Why WASH in health facilities is especially critical
In health-care facilities, WASH is not only about comfort or cleanliness. It is a basic condition for clinical safety.
It is essential for:
• infection prevention and control
• safe childbirth and neonatal care
• surgical and emergency care
• biomedical waste handling
• health-worker safety
• trust in public health institutions
The 2024 WHO framework on universal WASH, waste and electricity services in health-care facilities explicitly treats these services as prerequisites for quality care.
Global policy architecture
WASH is now embedded in a broader international policy framework.
Important elements include:
• WHO and UNICEF global monitoring and country progress tracking on WASH in health-care facilities
• the 2023 UN General Assembly resolution on WASH, waste and electricity in health-care facilities
• WHO’s broader health-centred framing of WASH as essential to resilience, well-being and healthy environments
• UNICEF’s long-term strategy linking WASH to child outcomes, schools, preschools and health systems
India’s position
India has been recognized in recent global tracking for efforts related to WASH in health-care facilities, including infrastructure improvement and inclusion of WASH indicators in national monitoring systems. That recognition does not mean the challenge is over, but it does indicate that India is part of the group of countries taking structured action in this field.

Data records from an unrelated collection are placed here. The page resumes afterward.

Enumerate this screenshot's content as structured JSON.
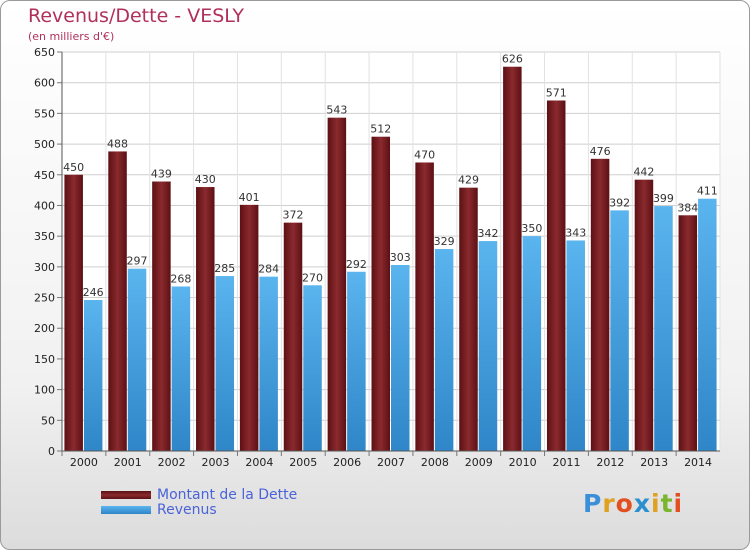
{
  "header": {
    "title": "Revenus/Dette - VESLY",
    "subtitle": "(en milliers d'€)"
  },
  "colors": {
    "dette": "#7b1e22",
    "revenus": "#4aa3e0",
    "title": "#b0305a",
    "legend_text": "#4a63d8"
  },
  "chart_data": {
    "type": "bar",
    "title": "Revenus/Dette - VESLY",
    "subtitle": "(en milliers d'€)",
    "xlabel": "",
    "ylabel": "",
    "categories": [
      "2000",
      "2001",
      "2002",
      "2003",
      "2004",
      "2005",
      "2006",
      "2007",
      "2008",
      "2009",
      "2010",
      "2011",
      "2012",
      "2013",
      "2014"
    ],
    "series": [
      {
        "name": "Montant de la Dette",
        "color": "#7b1e22",
        "values": [
          450,
          488,
          439,
          430,
          401,
          372,
          543,
          512,
          470,
          429,
          626,
          571,
          476,
          442,
          384
        ]
      },
      {
        "name": "Revenus",
        "color": "#4aa3e0",
        "values": [
          246,
          297,
          268,
          285,
          284,
          270,
          292,
          303,
          329,
          342,
          350,
          343,
          392,
          399,
          411
        ]
      }
    ],
    "ylim": [
      0,
      650
    ],
    "yticks": [
      0,
      50,
      100,
      150,
      200,
      250,
      300,
      350,
      400,
      450,
      500,
      550,
      600,
      650
    ],
    "grid": true,
    "legend_position": "bottom-left"
  },
  "legend": {
    "items": [
      {
        "label": "Montant de la Dette",
        "color": "#7b1e22"
      },
      {
        "label": "Revenus",
        "color": "#4aa3e0"
      }
    ]
  },
  "logo": {
    "text": "Proxiti"
  }
}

India’s larger WASH architecture is anchored in major national programmes.
Jal Jeevan Mission
Jal Jeevan Mission aims to provide safe and adequate drinking water through household tap connections in rural India. According to a PIB release dated 8 days ago, as of 3 March 2026, around 15.82 crore rural households, or 81.71 percent of rural households, were reported to have tap water supply at home, up from 3.23 crore, or 16.7 percent, at the start of the mission.
Swachh Bharat Mission
Swachh Bharat Mission has been the major sanitation drive aimed at eliminating open defecation and improving sanitation infrastructure and behaviour. UNICEF India explicitly identifies it as one of the flagship national programmes to which it provides support in the WASH domain.

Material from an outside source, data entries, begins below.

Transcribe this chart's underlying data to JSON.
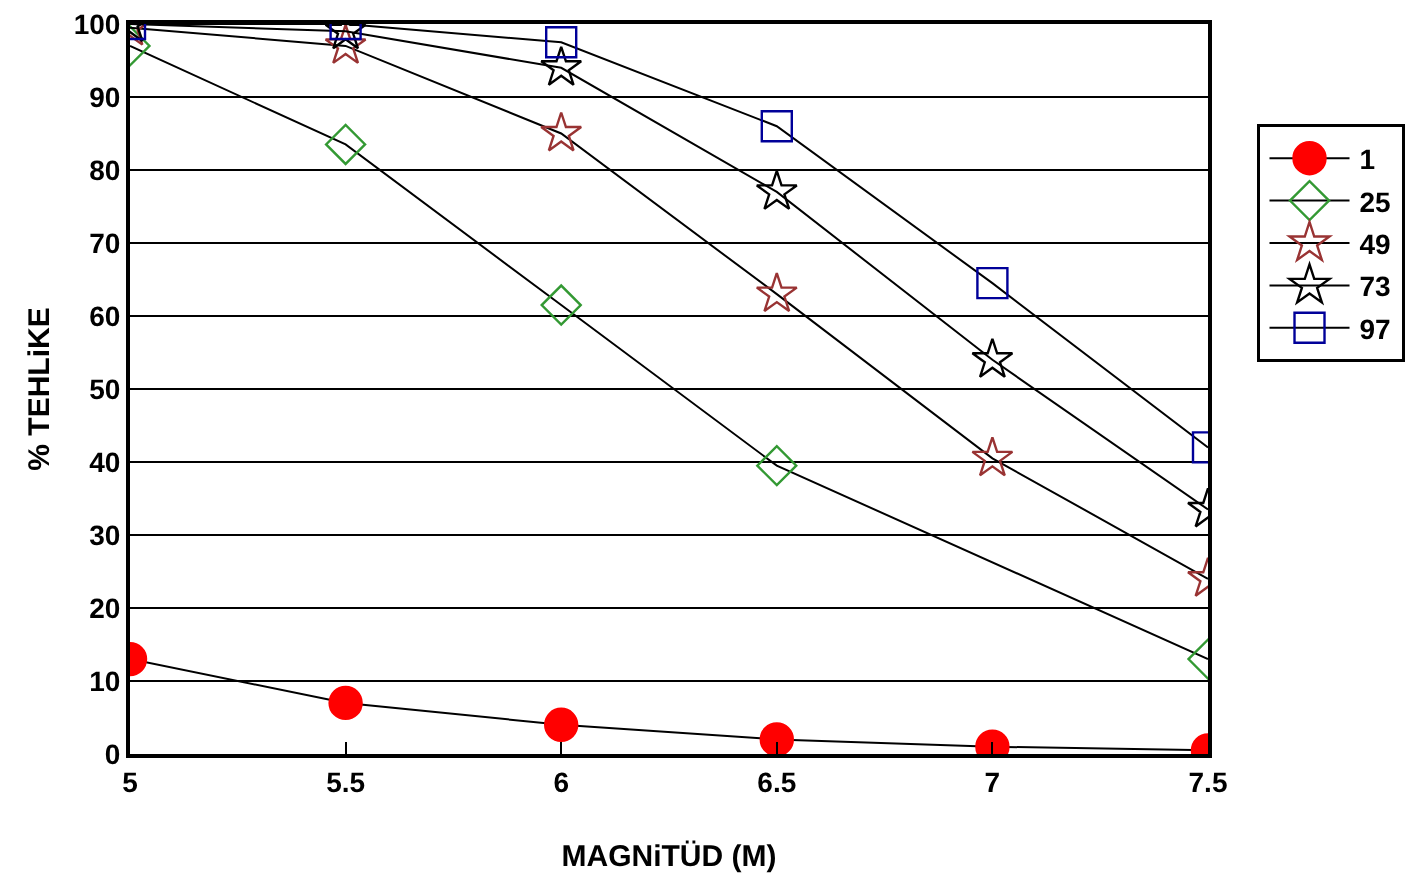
{
  "chart_data": {
    "type": "line",
    "xlabel": "MAGNiTÜD (M)",
    "ylabel": "% TEHLiKE",
    "x": [
      5,
      5.5,
      6,
      6.5,
      7,
      7.5
    ],
    "series": [
      {
        "name": "1",
        "color": "#ff0000",
        "marker": "circle",
        "values": [
          13,
          7,
          4,
          2,
          1,
          0.5
        ]
      },
      {
        "name": "25",
        "color": "#339933",
        "marker": "diamond",
        "x": [
          5,
          5.5,
          6,
          6.5,
          7.5
        ],
        "values": [
          97,
          83.5,
          61.5,
          39.5,
          13
        ]
      },
      {
        "name": "49",
        "color": "#993333",
        "marker": "star",
        "values": [
          99.5,
          97,
          85,
          63,
          40.5,
          24
        ]
      },
      {
        "name": "73",
        "color": "#000000",
        "marker": "star",
        "values": [
          100,
          99,
          94,
          77,
          54,
          33.5
        ]
      },
      {
        "name": "97",
        "color": "#000099",
        "marker": "square",
        "values": [
          100,
          100,
          97.5,
          86,
          64.5,
          42
        ]
      }
    ],
    "xlim": [
      5,
      7.5
    ],
    "xticks": [
      5,
      5.5,
      6,
      6.5,
      7,
      7.5
    ],
    "ylim": [
      0,
      100
    ],
    "yticks": [
      0,
      10,
      20,
      30,
      40,
      50,
      60,
      70,
      80,
      90,
      100
    ],
    "grid": "y",
    "legend": "right"
  }
}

WASH in schools, anganwadis and health facilities
UNICEF India also highlights support to WASH in schools, preschools or anganwadis, and health-care facilities, showing that WASH is being treated in India not just as an infrastructure issue but as a service delivery and human development issue.
Main challenges in WASH systems
The most serious challenge is that progress in infrastructure does not automatically translate into sustainable service delivery. The WHO-UNICEF 2025 tracker makes this clear by showing major funding gaps even where countries have standards or assessments in place.
Major structural problems in WASH systems include:
• weak financing for maintenance and upgrades
• unequal access between rural and urban areas
• water quality concerns even where access exists
• sanitation systems without proper waste treatment
• inadequate hygiene behaviour despite infrastructure
• service interruptions in schools and health facilities
• climate stress on water availability
• governance and monitoring gaps
Conclusion
WASH systems are the integrated arrangements through which safe water, sanitation and hygiene are delivered and sustained. They are central to health, dignity, education, gender equality and sustainable development. Recent WHO-UNICEF tracking shows real progress, but also a major financing gap, especially in health-care facilities. In India, programmes such as Jal Jeevan Mission and Swachh Bharat Mission show that WASH has moved from the margins of welfare policy to the core of development and public health strategy.